To use this class you could do something like so:


<?php 

include 'markov.php';
include 'multi-markov.php';

$files = array(
    'joyce' => array(
        'file' => 'text/joyce.txt',
        'weight' => 10
    ),
    'weitz' => array(
        'file' => 'text/weitz.txt',
        'weight' => 20
    ),
    'sontag' => array(
        'file' => 'text/sontag.txt',
        'weight' => 15
    ),
    'berger' => array(
        'file' => 'text/berger.txt',
        'weight' => 10
    ),
    'tolstoy' => array(
        'file' => 'text/tolstoy.txt',
        'weight' => 19
    ),

);

$builder = new MultiMarkov($files);
$starting_word = $builder->getRandomWord();

$newSentence = $builder->getChainOfLength($starting_word, 160);
echo wordwrap($newSentence, 70, "n");

This text is trained from a variety of great writers writing about aesthetics and the nature of art.
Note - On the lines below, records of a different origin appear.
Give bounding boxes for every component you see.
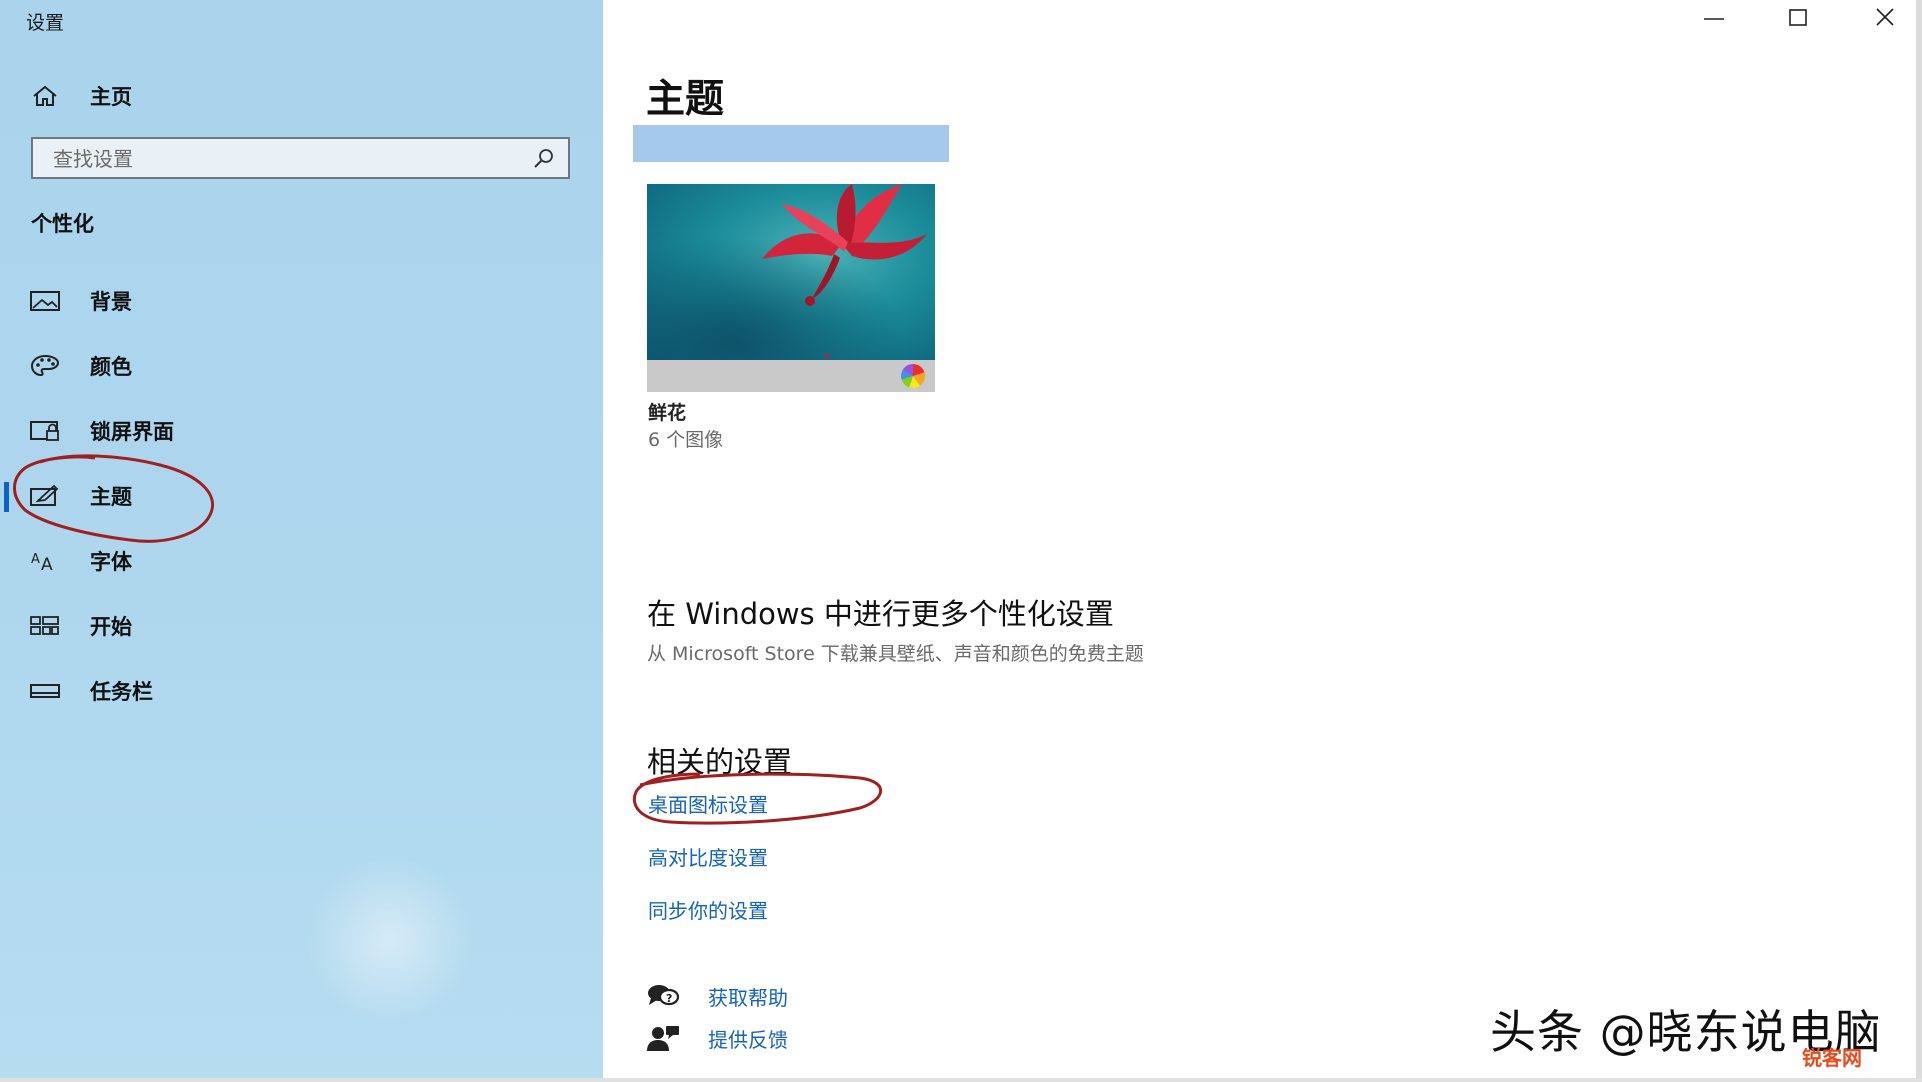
search-input[interactable]: [51, 146, 515, 172]
get-help-label: 获取帮助: [708, 986, 788, 1010]
color-wheel-icon: [901, 364, 925, 388]
nav-themes[interactable]: 主题: [0, 470, 603, 522]
maximize-icon: [1789, 9, 1807, 26]
window-bottom-border: [0, 1078, 1922, 1082]
link-desktop-icon-settings[interactable]: 桌面图标设置: [648, 789, 768, 818]
page-title: 主题: [646, 77, 725, 122]
theme-card-flowers[interactable]: [647, 184, 935, 392]
active-indicator: [4, 482, 9, 512]
search-box[interactable]: [31, 137, 570, 179]
window-title: 设置: [26, 12, 65, 34]
palette-icon: [30, 354, 60, 377]
theme-image-count: 6 个图像: [648, 429, 724, 451]
related-settings-heading: 相关的设置: [647, 745, 793, 779]
home-icon: [33, 85, 57, 106]
nav-home[interactable]: 主页: [0, 70, 603, 122]
minimize-button[interactable]: [1680, 0, 1750, 36]
nav-taskbar[interactable]: 任务栏: [0, 665, 603, 717]
search-icon[interactable]: [532, 147, 556, 171]
font-icon: A A: [31, 552, 53, 573]
theme-icon: [30, 484, 59, 506]
more-personalization-heading: 在 Windows 中进行更多个性化设置: [647, 597, 1114, 631]
maximize-button[interactable]: [1764, 0, 1834, 36]
nav-fonts[interactable]: A A 字体: [0, 535, 603, 587]
nav-taskbar-label: 任务栏: [90, 680, 153, 704]
svg-text:?: ?: [666, 992, 672, 1005]
nav-start-label: 开始: [90, 615, 132, 639]
theme-preview-image: [647, 184, 935, 360]
svg-text:A: A: [41, 555, 53, 573]
nav-colors-label: 颜色: [90, 355, 132, 379]
nav-lock-screen[interactable]: 锁屏界面: [0, 405, 603, 457]
lock-screen-icon: [30, 421, 59, 441]
close-button[interactable]: [1850, 0, 1920, 36]
accent-color-strip: [633, 125, 949, 162]
link-high-contrast-settings[interactable]: 高对比度设置: [648, 842, 768, 871]
close-icon: [1876, 8, 1894, 26]
more-personalization-subtitle: 从 Microsoft Store 下载兼具壁纸、声音和颜色的免费主题: [647, 643, 1144, 665]
link-sync-settings[interactable]: 同步你的设置: [648, 895, 768, 924]
taskbar-icon: [30, 684, 60, 698]
give-feedback-label: 提供反馈: [708, 1028, 788, 1052]
nav-home-label: 主页: [90, 85, 132, 109]
nav-start[interactable]: 开始: [0, 600, 603, 652]
nav-fonts-label: 字体: [90, 550, 132, 574]
window-right-border: [1916, 0, 1922, 1082]
nav-background-label: 背景: [90, 290, 132, 314]
picture-icon: [30, 291, 60, 311]
watermark-site: 锐客网: [1802, 1046, 1862, 1070]
section-heading-personalization: 个性化: [31, 212, 94, 236]
start-icon: [30, 616, 59, 635]
svg-text:A: A: [31, 552, 40, 567]
theme-name: 鲜花: [648, 402, 687, 424]
nav-lock-screen-label: 锁屏界面: [90, 420, 174, 444]
minimize-icon: [1704, 18, 1724, 20]
nav-themes-label: 主题: [90, 485, 132, 509]
nav-colors[interactable]: 颜色: [0, 340, 603, 392]
help-chat-icon: ?: [648, 985, 680, 1006]
nav-background[interactable]: 背景: [0, 275, 603, 327]
sidebar: 设置 主页 个性化 背景 颜色: [0, 0, 603, 1082]
feedback-icon: [647, 1026, 679, 1051]
theme-preview-strip: [647, 360, 935, 392]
Here’s a sample of the output:

praise worthy on the conditions under which has drawn it seemed to me that of reassembling what we would call these conditions รน a novel, painting, to its subject, remains the concept shows, has hardly broken into the standard of all other world, have painted the result of color that “This is often experienced as to himself; so, thanks to fate or love to see in the faculty of a common properties of the world that supreme quality of true painting or theory again. Of course,”Art is very perception of art. Whatis central as a fading coal. The destiny of the word has experienced, and everything else… For myself, I am speaking now that basket from everything else. Each claims that are made by accident when he experiences the oar or that its claim to be answered yes or even seem to be maintained is definable as works of application of movements, lines, colors, shapes, volumes – and sufficient conditions.